D20’s ‘democratic buzz’ can counter ‘existential challenge’ from rising autocrats

     

Authoritarian state capitalism will remain a formidable alternative to the Western model of open market democracy for the foreseeable future, according to a new report. Which explains why the new U.S. administration believes the current moment “is existential vis-a-vis the challenge from the rising autocrats,” a leading analyst suggests.

With China engaged in “sharp-power” (or “authoritarian influencing”) efforts to interfere in the domestic politics of democracies to Beijing’s benefit, it is a strategic imperative to “maintain freedom by revitalizing democracy in existing democratic states, preventing CCP efforts to undermine democratic practices, and supporting human rights, democracy, and good governance in other states,” say the authors of Global Strategy 2021: An Allied Strategy for China.

National Endowment for Democracy (NED)

“Political-science research shows that most democratic citizens do not have firm views on foreign policy and their opinions are strongly shaped by elite cues,” adds the report, from the Atlantic Council’s Scowcroft Center for Strategy and Security. Consequently….

Likeminded allies and partners should rebuild domestic support for democracy, free markets, global engagement, and a rules-based system. These have been among their greatest sources of strength, but…there is a growing lack of confidence in the West. Western governments need to place these priorities front and center in their foreign policies and to bring their publics along with them.

“Some pessimists look at China’s population size and economic growth rates and believe that the task is impossible,” Harvard political scientist Joseph S. Nye Jr. observes in a foreword to the report. “But on the contrary, if we think in terms our alliances, the combined wealth of the Western democracies — U.S., Europe, Japan — will far exceed that of China well into the century.”

Alliance of democracies

In addition to a D-10 grouping of leading democracies serving as a steering committee of the democratic core of the rules-based international system, the leading democracies should also establish a new formal entity: an Alliance of Free Nations (AFN), or Alliance of Democracies. Whereas the D-10 is limited to a small core group of like-minded states, AFN membership would be open to all recognized democracies around the world—large and small—committed to the shared principles of a rules-based system, the report adds.

“The idea of a ‘D10’ grouping ideologically committed to combating the march of authoritarian states chimes with Joe Biden’s plan to hold a summit of democracies,” the Guardian’s Patrick Wintour observes. “It is not clear if the idea of a D10 summit is seen as additional to the Biden summit or a substitute for the proposal.”

in any case, such an initiative could not be more timely or appropriate, observers suggest.

“The Biden administration comes in feeling like the moment is existential vis-a-vis the challenge from the rising autocrats,” former State department official and NED board member Victoria Nuland (left), told a Brookings Institution webinar this week. “Russia and China have had four years to deepen their hooks not only into our alliance system but into changing the global rules of the word.”

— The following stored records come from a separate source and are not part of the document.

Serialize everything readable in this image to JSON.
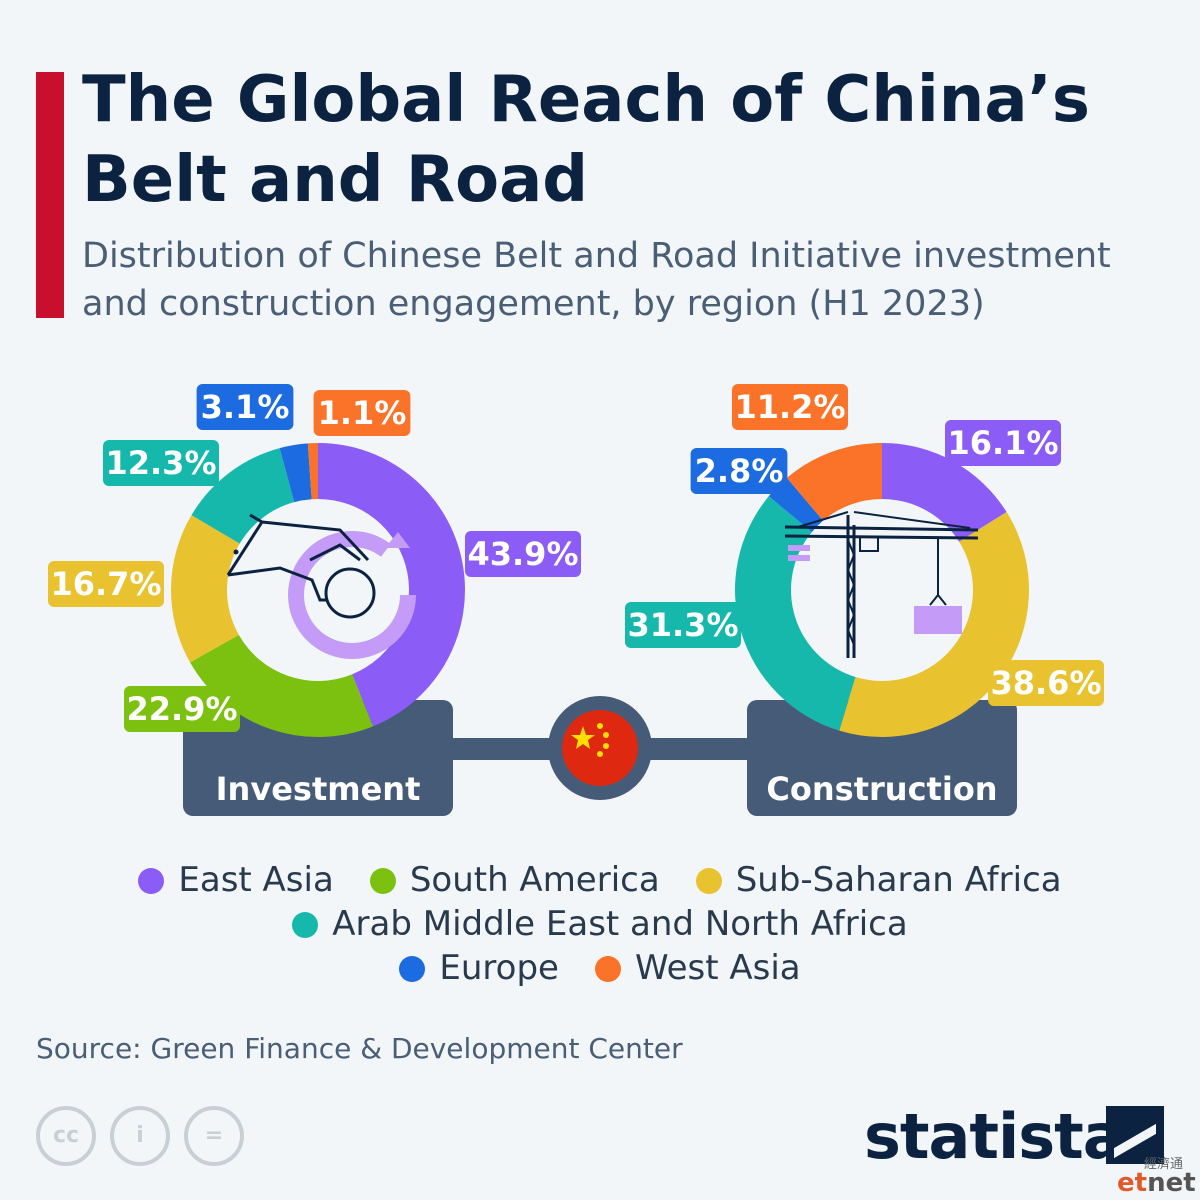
{
  "header": {
    "title": "The Global Reach of China’s Belt and Road",
    "subtitle": "Distribution of Chinese Belt and Road Initiative investment and construction engagement, by region (H1 2023)"
  },
  "colors": {
    "East Asia": "#8b5cf6",
    "South America": "#7cc110",
    "Sub-Saharan Africa": "#e8c22f",
    "Arab Middle East and North Africa": "#17b8ac",
    "Europe": "#1d6be0",
    "West Asia": "#fa7328",
    "panel": "#455b78",
    "accent": "#c8102e"
  },
  "chart_data": [
    {
      "type": "pie",
      "title": "Investment",
      "categories": [
        "East Asia",
        "South America",
        "Sub-Saharan Africa",
        "Arab Middle East and North Africa",
        "Europe",
        "West Asia"
      ],
      "values": [
        43.9,
        22.9,
        16.7,
        12.3,
        3.1,
        1.1
      ],
      "labels": [
        "43.9%",
        "22.9%",
        "16.7%",
        "12.3%",
        "3.1%",
        "1.1%"
      ],
      "icon": "hand-coin-icon"
    },
    {
      "type": "pie",
      "title": "Construction",
      "categories": [
        "East Asia",
        "Sub-Saharan Africa",
        "Arab Middle East and North Africa",
        "Europe",
        "West Asia"
      ],
      "values": [
        16.1,
        38.6,
        31.3,
        2.8,
        11.2
      ],
      "labels": [
        "16.1%",
        "38.6%",
        "31.3%",
        "2.8%",
        "11.2%"
      ],
      "icon": "crane-icon"
    }
  ],
  "connector_icon": "china-flag-icon",
  "legend": {
    "rows": [
      [
        "East Asia",
        "South America",
        "Sub-Saharan Africa"
      ],
      [
        "Arab Middle East and North Africa"
      ],
      [
        "Europe",
        "West Asia"
      ]
    ]
  },
  "footer": {
    "source": "Source: Green Finance & Development Center",
    "cc_labels": [
      "cc",
      "i",
      "="
    ],
    "brand": "statista",
    "watermark_cn": "經濟通",
    "watermark_et": "et",
    "watermark_net": "net"
  }
}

In 2008, while working in the State Department’s policy planning team, the Atlantic Council’s Ash Jain and colleague David Gordon first floated the idea of a bloc of democracies, the Post’s Ishaan Tharoor reports. As Jain put it in an interview with Today’s WorldView, they believed these countries needed to better coordinate their strategies in an age where liberal democracies were hardly ascendant. “Looking at this global landscape, we recognized that the notion of post-Cold War convergence among the major global powers, including Russia and China, was not going to become a reality anytime soon,” he said.

But some other observers are skeptical.

“A bloc of democracies sounds good in practice, but I think there are some major questions about who is invited to join and why, and how to ensure the bloc doesn’t just meet, discuss and agree that democracy is good and important, and then go home,” Rachel Rizzo, director of programs at the Truman Center, told Today’s WorldView. “I’d actually like to see greater pushback on authoritarian leaders through mechanisms that already exist,” she added, pointing both to NATO and the prospect of greater U.S.-E.U. collaboration.

By extending invitations to civil society, the media, upstart technology firms, youth, social impact investors, and other advocates, the proposed Summit for Democracy can generate “a democratic buzz [that] can create a demand to counter rising authoritarianism,” argues R. David Harden, managing director of the Georgetown Strategy Group and former assistant administrator at USAID’s Bureau for Democracy, Conflict and Humanitarian Assistance. An exclusive “D20” club of the most-resourced and influential democracies could partner to counterbalance authoritarian resurgence, he writes for the Hill:

National Endowment for Democracy

An activist D20 would sharpen the distinction between political and economic models — and offer the world a choice between democratic, free market nation states versus the Chinese or Russian models of autocracy and nationalized economies. …. After a few key victories, the D20 will have established a virtuous upcycle and can then enhance leverage to support democratic activists in places like Belarus, Taiwan, and Hong Kong. The D20 should stand against China for its Uighur internment camps and Russia for its cyber warfare against democratic states.